Part three, which is the most affecting, centres on Liberty Street’s support group for mothers (and other kinswomen) of murder victims, founded by Danielle. It conveys how the women “raise their dead,” that is, keep and honour deep connections with them by celebrating their birthdays and death anniversaries and by testifying to the intrinsic worth of their lives. Carter theorizes these practices as “restorative kinship,” and shows how they extend out from close family toward the “beloved community” of New Orleans as a whole, by means of the connections the women forge with others impacted by violence, and the visions they communicate of a better, peaceful world in which all human life is valued.
Each part is preceded by an evocative photograph and a “‘message’ in the spirit of a pastoral or lay message one would receive in Baptist worship service” (24), lyrically written like an extended fieldwork vignette. All three messages centre the experiences of the Black women in the support group. Not only do they point to the sacred Black female personhood at the heart of the book, but they also demonstrate Carter’s ethnographic skill. The depiction in the last message of how a commemorative balloon release reflected the tension between the needs of the living to connect with their dead and to let them go was both moving and illuminating.

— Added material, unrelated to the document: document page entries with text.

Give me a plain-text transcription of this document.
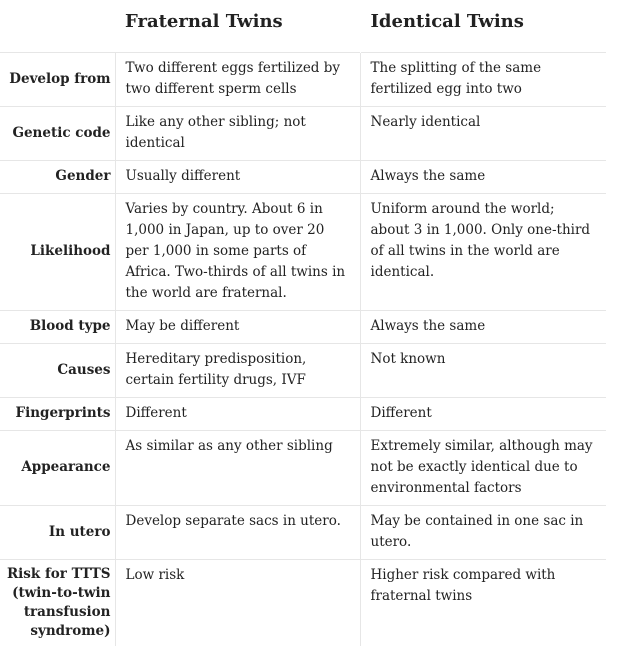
	Fraternal Twins	Identical Twins
Develop from	Two different eggs fertilized by two different sperm cells	The splitting of the same fertilized egg into two
Genetic code	Like any other sibling; not identical	Nearly identical
Gender	Usually different	Always the same
Likelihood	Varies by country. About 6 in 1,000 in Japan, up to over 20 per 1,000 in some parts of Africa. Two-thirds of all twins in the world are fraternal.	Uniform around the world; about 3 in 1,000. Only one-third of all twins in the world are identical.
Blood type	May be different	Always the same
Causes	Hereditary predisposition, certain fertility drugs, IVF	Not known
Fingerprints	Different	Different
Appearance	As similar as any other sibling	Extremely similar, although may not be exactly identical due to environmental factors
In utero	Develop separate sacs in utero.	May be contained in one sac in utero.
Risk for TTTS (twin-to-twin transfusion syndrome)	Low risk	Higher risk compared with fraternal twins
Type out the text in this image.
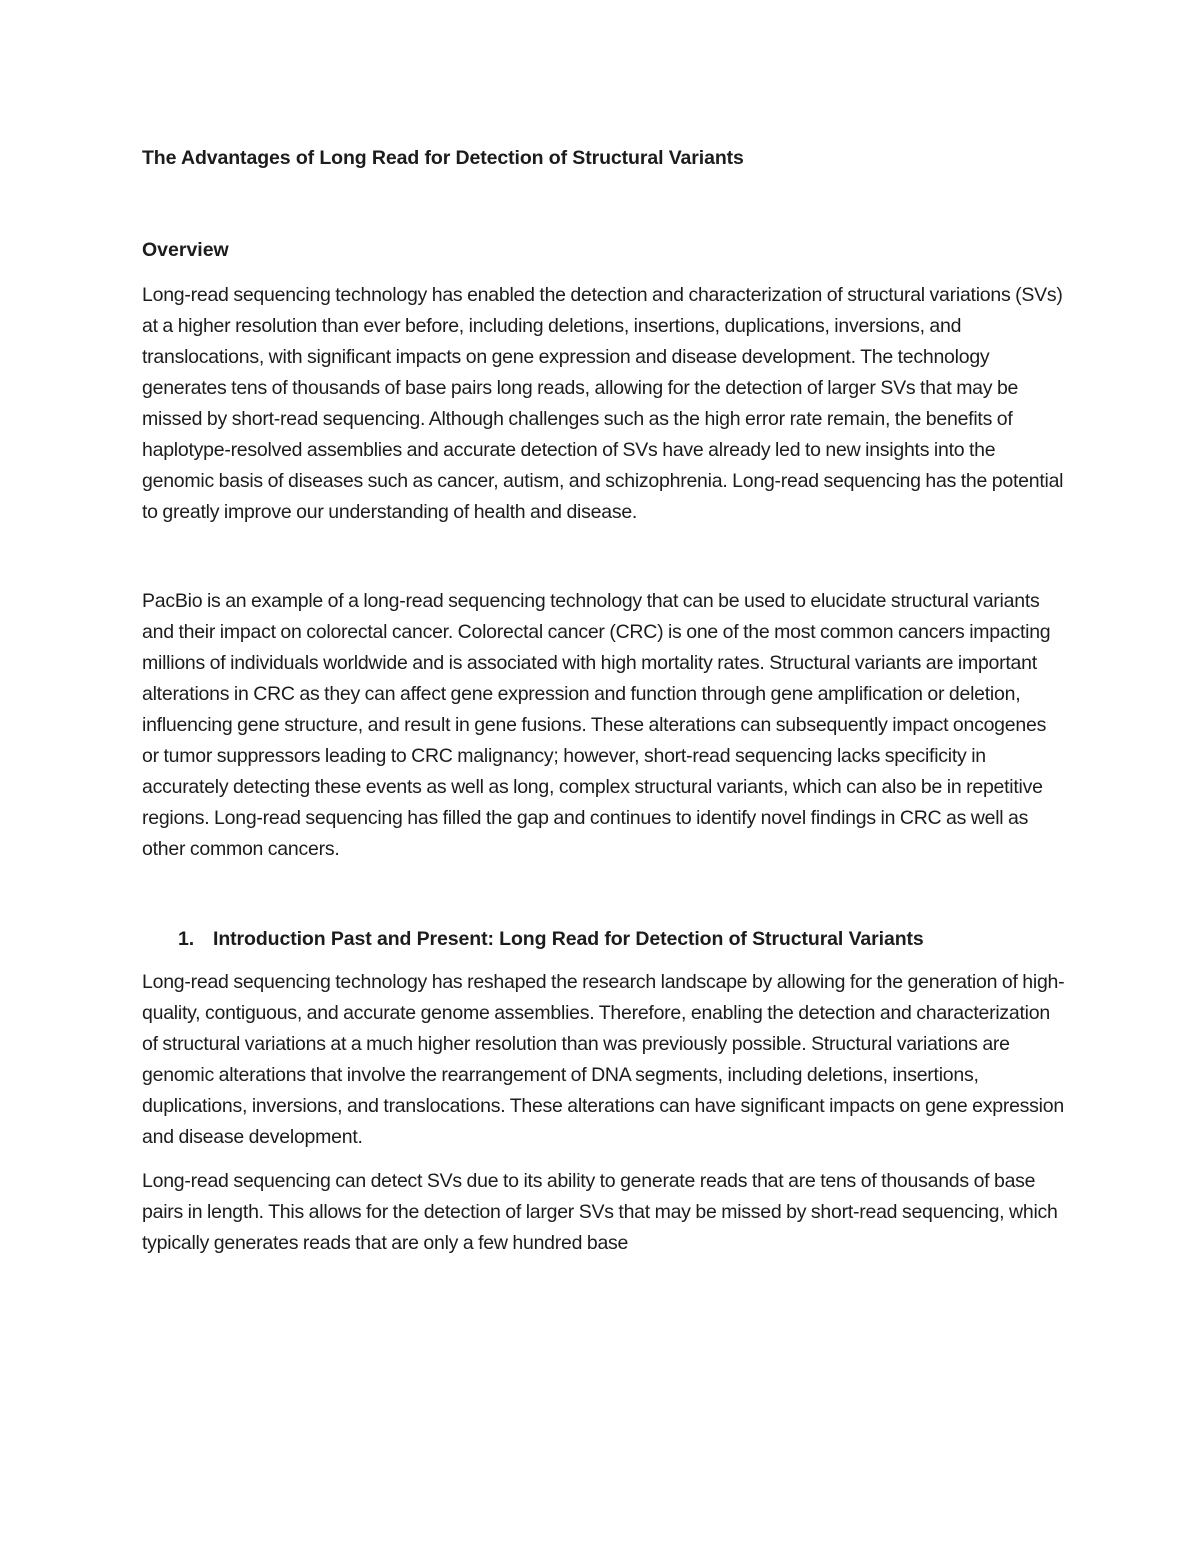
The Advantages of Long Read for Detection of Structural Variants
Overview

Long-read sequencing technology has enabled the detection and characterization of structural variations (SVs) at a higher resolution than ever before, including deletions, insertions, duplications, inversions, and translocations, with significant impacts on gene expression and disease development. The technology generates tens of thousands of base pairs long reads, allowing for the detection of larger SVs that may be missed by short-read sequencing. Although challenges such as the high error rate remain, the benefits of haplotype-resolved assemblies and accurate detection of SVs have already led to new insights into the genomic basis of diseases such as cancer, autism, and schizophrenia. Long-read sequencing has the potential to greatly improve our understanding of health and disease.

PacBio is an example of a long-read sequencing technology that can be used to elucidate structural variants and their impact on colorectal cancer. Colorectal cancer (CRC) is one of the most common cancers impacting millions of individuals worldwide and is associated with high mortality rates. Structural variants are important alterations in CRC as they can affect gene expression and function through gene amplification or deletion, influencing gene structure, and result in gene fusions. These alterations can subsequently impact oncogenes or tumor suppressors leading to CRC malignancy; however, short-read sequencing lacks specificity in accurately detecting these events as well as long, complex structural variants, which can also be in repetitive regions. Long-read sequencing has filled the gap and continues to identify novel findings in CRC as well as other common cancers.

1. Introduction Past and Present: Long Read for Detection of Structural Variants

Long-read sequencing technology has reshaped the research landscape by allowing for the generation of high-quality, contiguous, and accurate genome assemblies. Therefore, enabling the detection and characterization of structural variations at a much higher resolution than was previously possible. Structural variations are genomic alterations that involve the rearrangement of DNA segments, including deletions, insertions, duplications, inversions, and translocations. These alterations can have significant impacts on gene expression and disease development.

Long-read sequencing can detect SVs due to its ability to generate reads that are tens of thousands of base pairs in length. This allows for the detection of larger SVs that may be missed by short-read sequencing, which typically generates reads that are only a few hundred base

This book accomplishes three important things. First, its explanations of faith-based anti-violence missions pushed me to think in a new way about the production (and possible resolution) of urban violence, a phenomenon often framed atheistically in terms of socioeconomic conditions and power relations. In this vein, the book helped me learn about a facet of New Orleans that my research there, on a completely different topic, has not touched on. Second, it contributes the concept of restorative kinship, showing how Black women’s kinship practices, rooted in their religion, resist physical and social death, assuage the “kin pain” of losing loved ones to homicide, and unearth hope from despair. Third, it reiterates the centrality of religion in African American movements for social justice and transformation, connecting the love at the heart of the Black Lives Matter movement with “divine love” (220) and the sense of dignity and value that people find in their churches and with God. Prayers for the People, which was awarded the 2020 Anthony Leeds prize by the Society for Urban, National, and Transnational Anthropology, makes an excellent text for teaching urban anthropology, kinship, anthropology of religion, social justice, critical race theory, and the art and methods of ethnography.